Una detonación. Maigret seguía de
pie, con las manos en los bolsillos. Jehan, con el revólver en la mano, se
asustaba. Los bailarines huían. El habitual maremágnum...
—¿Comprende? —decía Maigret al jefe
de la Sûreté de Bruselas—. Yo carecía de pruebas. ¡Sólo tenía indicios!
Y le sabía tan inteligente como yo...
"Que había matado a su tío, yo
era incapaz de demostrarlo. Y sin duda hubiese escapado al castigo si...
—Si no hubiese sido antiguo
estudiante de Derecho y si la pena de muerte hubiese existido realmente en
Bélgica... Me explico... En Francia, mató a su tío por necesidad de dinero...
Sabía que allí su cabeza estaba en juego... Refugiado en Bruselas, está seguro
de la extradición si el crimen llega a ser probado... ¡Y yo continúo detrás de
él!

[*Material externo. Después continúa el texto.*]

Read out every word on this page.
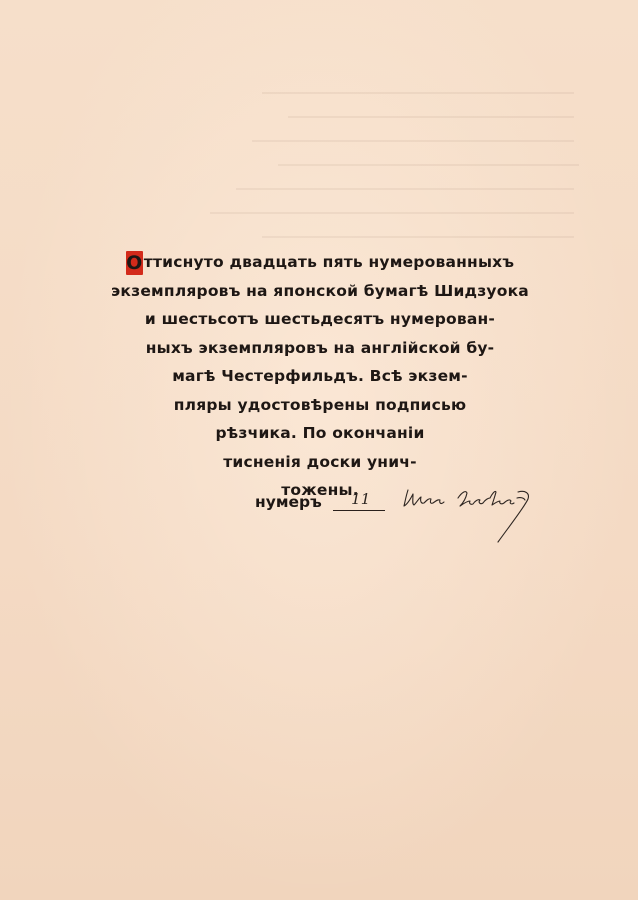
Оттиснуто двадцать пять нумерованныхъ
экземпляровъ на японской бумагѣ Шидзуока
и шестьсотъ шестьдесятъ нумерован-
ныхъ экземпляровъ на англійской бу-
магѣ Честерфильдъ. Всѣ экзем-
пляры удостовѣрены подписью
рѣзчика. По окончаніи
тисненія доски унич-
тожены.
нумеръ 11
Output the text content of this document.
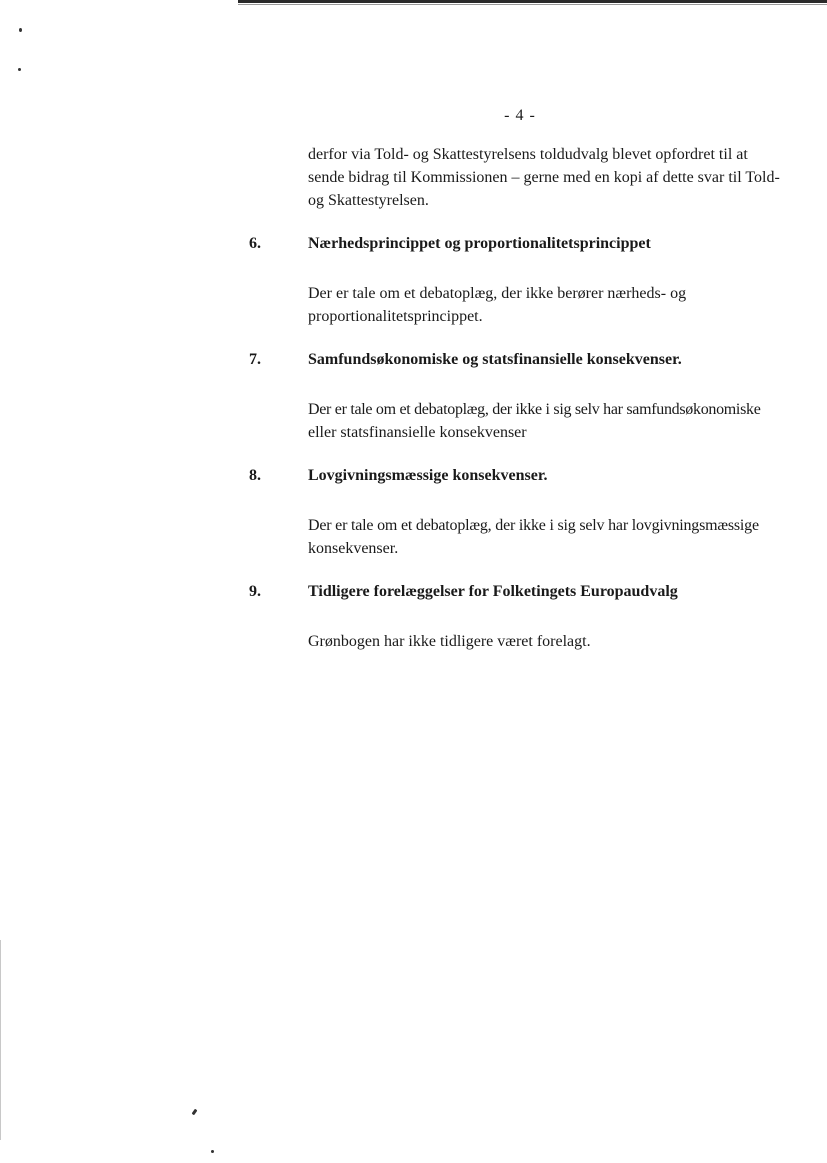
- 4 -

derfor via Told- og Skattestyrelsens toldudvalg blevet opfordret til at

sende bidrag til Kommissionen – gerne med en kopi af dette svar til Told-

og Skattestyrelsen.

6.	Nærhedsprincippet og proportionalitetsprincippet

Der er tale om et debatoplæg, der ikke berører nærheds- og

proportionalitetsprincippet.

7.	Samfundsøkonomiske og statsfinansielle konsekvenser.

Der er tale om et debatoplæg, der ikke i sig selv har samfundsøkonomiske

eller statsfinansielle konsekvenser

8.	Lovgivningsmæssige konsekvenser.

Der er tale om et debatoplæg, der ikke i sig selv har lovgivningsmæssige

konsekvenser.

9.	Tidligere forelæggelser for Folketingets Europaudvalg

Grønbogen har ikke tidligere været forelagt.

Dicho de otra forma, tal vez tengo indicios o pruebas... No tiene
salvación...
"O más bien sí... Una cosa
puede salvarle de la guillotina, una cosa que ya salvó al asesino Danse... El
que comete una nueva muerte, antes de efectuarse la extradición, será juzgado
por la Justicia belga que no conoce la pena de muerte, pero que le enviará a la
cárcel para el resto de sus días...
"Este es el dilema en el que
he querido arrinconarle siguiéndole paso a paso. Carecía de arma. El gesto de
su amante, esta noche, mientras la pareja estaba en las últimas, me ha hecho ver
que habían conseguido, gracias a la complicidad de un antiguo camarada,
procurarse una, que se encuentra en el bolso.
"Durante el baile, un agente
ha cambiado el revólver cargado de balas por uno cargado con salvas...
"Jehan d'Oulmont, asustado,
que se juega la cabeza, prefiere cadena perpetua en Bélgica y dispara...
¡Había comprendido, sí! Había
comprendido que un segundo crimen salvaba la vida al asesino del anciano conde
d'Oulmont.
Por lo demás, la sonrisa sarcástica
del joven proclamaba:
—¡Ya ve como no tendrá mi cabeza!
¡Su cabeza, no! ¡Lo que no impide
que ya no pueda hacer daño!
¡Y que, por fin, Maigret tenía derecho a pensar en otra cosa!